A multi-task SCCA method for brain imaging genetics and its application in neurodegenerative diseases
Xin Zhang,Yipeng Hao,Jin Zhang,Yanuo Ji,Shihong Zou,Shijie Zhao,Songyun Xie,Lei Du
DOI: https://doi.org/10.1016/j.cmpb.2023.107450
Abstract:Background and objectives: In brain imaging genetics, multi-task sparse canonical correlation analysis (MTSCCA) is effective to study the bi-multivariate associations between genetic variations such as single nucleotide polymorphisms (SNPs) and multi-modal imaging quantitative traits (QTs). However, most existing MTSCCA methods are neither supervised nor capable of distinguishing the shared patterns of multi-modal imaging QTs from the specific patterns. Methods: A new diagnosis-guided MTSCCA (DDG-MTSCCA) with parameter decomposition and graph-guided pairwise group lasso penalty was proposed. Specifically, the multi-tasking modeling paradigm enables us to comprehensively identify risk genetic loci by jointly incorporating multi-modal imaging QTs. The regression sub-task was raised to guide the selection of diagnosis-related imaging QTs. To reveal the diverse genetic mechanisms, the parameter decomposition and different constraints were utilized to facilitate the identification of modality-consistent and -specific genotypic variations. Besides, a network constraint was added to find out meaningful brain networks. The proposed method was applied to synthetic data and two real neuroimaging data sets respectively from Alzheimer's disease neuroimaging initiative (ADNI) and Parkinson's progression marker initiative (PPMI) databases. Results: Compared with the competitive methods, the proposed method exhibited higher or comparable canonical correlation coefficients (CCCs) and better feature selection results.
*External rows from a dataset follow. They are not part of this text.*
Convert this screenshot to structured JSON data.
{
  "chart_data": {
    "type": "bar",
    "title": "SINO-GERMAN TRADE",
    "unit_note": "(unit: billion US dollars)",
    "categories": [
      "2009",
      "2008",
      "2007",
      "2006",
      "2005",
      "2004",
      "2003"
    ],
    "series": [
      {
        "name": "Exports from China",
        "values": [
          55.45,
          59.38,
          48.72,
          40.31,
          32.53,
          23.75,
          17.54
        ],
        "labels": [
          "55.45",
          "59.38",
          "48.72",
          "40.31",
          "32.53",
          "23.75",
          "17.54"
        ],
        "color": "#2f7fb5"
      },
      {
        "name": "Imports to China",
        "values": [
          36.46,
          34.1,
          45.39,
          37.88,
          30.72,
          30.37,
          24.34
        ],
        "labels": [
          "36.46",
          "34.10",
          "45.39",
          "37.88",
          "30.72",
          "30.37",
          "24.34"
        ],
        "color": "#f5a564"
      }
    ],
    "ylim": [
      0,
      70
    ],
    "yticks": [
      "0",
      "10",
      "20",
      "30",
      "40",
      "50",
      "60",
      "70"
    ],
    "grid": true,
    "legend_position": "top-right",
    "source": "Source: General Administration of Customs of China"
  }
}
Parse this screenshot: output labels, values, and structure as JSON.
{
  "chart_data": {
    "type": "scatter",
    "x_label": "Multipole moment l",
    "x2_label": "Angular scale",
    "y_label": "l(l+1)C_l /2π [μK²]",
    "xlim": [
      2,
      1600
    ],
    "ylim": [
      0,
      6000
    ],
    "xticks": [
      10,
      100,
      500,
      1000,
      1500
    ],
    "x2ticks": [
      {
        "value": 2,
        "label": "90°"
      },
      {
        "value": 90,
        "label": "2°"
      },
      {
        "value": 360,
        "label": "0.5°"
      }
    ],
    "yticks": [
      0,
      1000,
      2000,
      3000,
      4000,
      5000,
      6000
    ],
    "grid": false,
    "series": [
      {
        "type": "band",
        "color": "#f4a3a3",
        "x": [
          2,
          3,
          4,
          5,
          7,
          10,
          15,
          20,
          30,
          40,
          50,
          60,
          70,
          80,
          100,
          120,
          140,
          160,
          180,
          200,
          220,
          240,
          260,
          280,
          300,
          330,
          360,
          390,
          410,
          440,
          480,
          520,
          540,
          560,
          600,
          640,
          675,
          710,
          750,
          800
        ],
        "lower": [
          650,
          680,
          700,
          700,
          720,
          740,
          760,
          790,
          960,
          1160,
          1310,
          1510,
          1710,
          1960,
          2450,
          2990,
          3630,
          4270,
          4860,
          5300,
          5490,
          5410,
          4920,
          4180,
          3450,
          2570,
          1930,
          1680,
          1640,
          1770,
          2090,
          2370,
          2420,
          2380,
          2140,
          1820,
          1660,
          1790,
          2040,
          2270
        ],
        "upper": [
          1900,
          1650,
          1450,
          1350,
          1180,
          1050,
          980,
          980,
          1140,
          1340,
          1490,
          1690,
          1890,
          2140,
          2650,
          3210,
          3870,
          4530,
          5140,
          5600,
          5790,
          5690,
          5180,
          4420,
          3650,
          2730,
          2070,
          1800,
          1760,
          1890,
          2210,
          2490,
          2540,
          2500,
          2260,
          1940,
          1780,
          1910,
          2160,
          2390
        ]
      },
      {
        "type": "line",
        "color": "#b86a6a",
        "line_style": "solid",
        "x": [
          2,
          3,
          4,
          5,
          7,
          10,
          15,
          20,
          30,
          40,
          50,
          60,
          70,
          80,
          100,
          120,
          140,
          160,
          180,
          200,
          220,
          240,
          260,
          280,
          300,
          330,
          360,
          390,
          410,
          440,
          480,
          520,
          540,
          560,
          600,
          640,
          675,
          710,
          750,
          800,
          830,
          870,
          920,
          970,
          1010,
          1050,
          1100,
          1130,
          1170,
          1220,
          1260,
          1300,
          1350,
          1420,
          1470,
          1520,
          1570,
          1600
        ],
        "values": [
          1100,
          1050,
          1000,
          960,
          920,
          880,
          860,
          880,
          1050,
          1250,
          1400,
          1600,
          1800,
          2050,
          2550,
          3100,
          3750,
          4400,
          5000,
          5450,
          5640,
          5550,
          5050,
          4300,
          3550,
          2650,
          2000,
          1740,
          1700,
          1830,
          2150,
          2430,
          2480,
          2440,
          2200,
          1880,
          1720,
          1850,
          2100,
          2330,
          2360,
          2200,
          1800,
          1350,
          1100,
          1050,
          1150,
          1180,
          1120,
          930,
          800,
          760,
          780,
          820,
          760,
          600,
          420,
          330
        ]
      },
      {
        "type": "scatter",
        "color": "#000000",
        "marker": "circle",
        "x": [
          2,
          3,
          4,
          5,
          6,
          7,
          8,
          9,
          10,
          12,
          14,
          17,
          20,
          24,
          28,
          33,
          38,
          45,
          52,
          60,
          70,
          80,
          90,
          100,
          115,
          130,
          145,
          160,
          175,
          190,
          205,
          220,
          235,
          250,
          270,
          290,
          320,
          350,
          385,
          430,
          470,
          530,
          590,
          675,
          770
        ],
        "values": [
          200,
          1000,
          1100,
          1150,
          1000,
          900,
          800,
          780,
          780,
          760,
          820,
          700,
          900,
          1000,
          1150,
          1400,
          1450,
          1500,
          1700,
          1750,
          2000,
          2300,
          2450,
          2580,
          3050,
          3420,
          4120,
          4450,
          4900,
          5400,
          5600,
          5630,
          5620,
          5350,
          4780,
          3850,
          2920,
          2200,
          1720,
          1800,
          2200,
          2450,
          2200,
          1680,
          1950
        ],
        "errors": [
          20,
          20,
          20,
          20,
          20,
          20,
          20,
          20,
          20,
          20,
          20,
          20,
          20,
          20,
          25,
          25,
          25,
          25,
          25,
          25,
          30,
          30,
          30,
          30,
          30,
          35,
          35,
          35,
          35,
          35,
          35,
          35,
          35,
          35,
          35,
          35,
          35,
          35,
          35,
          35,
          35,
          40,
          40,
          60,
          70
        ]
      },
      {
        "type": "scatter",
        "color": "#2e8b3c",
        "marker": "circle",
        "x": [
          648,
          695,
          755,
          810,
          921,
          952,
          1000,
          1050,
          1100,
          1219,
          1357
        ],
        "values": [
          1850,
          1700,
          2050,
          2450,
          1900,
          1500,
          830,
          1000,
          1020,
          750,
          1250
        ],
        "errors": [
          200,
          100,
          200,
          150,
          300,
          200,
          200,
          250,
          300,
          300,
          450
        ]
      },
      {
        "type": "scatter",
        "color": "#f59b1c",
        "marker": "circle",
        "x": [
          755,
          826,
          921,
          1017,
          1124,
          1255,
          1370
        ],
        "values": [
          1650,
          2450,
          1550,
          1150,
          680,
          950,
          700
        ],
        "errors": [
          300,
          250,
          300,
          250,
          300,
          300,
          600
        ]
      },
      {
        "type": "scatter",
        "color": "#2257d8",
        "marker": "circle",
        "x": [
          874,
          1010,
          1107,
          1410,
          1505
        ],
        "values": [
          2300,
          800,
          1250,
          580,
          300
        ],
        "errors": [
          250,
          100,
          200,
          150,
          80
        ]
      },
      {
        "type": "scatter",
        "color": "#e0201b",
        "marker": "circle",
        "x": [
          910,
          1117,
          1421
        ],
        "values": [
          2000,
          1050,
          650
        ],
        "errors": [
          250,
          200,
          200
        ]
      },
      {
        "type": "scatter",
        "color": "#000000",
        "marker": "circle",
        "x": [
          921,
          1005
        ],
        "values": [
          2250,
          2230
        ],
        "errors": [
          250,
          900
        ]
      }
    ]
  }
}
In particular, in the simulation study, DDG-MTSCCA showed the best anti-noise ability and achieved the highest average hit rate, about 25% higher than MTSCCA. On the real data of Alzheimer's disease (AD) and Parkinson's disease (PD), our method obtained the highest average testing CCCs, about 40% ∼ 50% higher than MTSCCA. Especially, our method could select more comprehensive feature subsets, and the top five SNPs and imaging QTs were all disease-related. The ablation experimental results also demonstrated the significance of each component in the model, i.e., the diagnosis guidance, parameter decomposition, and network constraint. Conclusions: These results on simulated data, ADNI and PPMI cohorts suggested the effectiveness and generalizability of our method in identifying meaningful disease-related markers. DDG-MTSCCA could be a powerful tool in brain imaging genetics, worthy of in-depth study.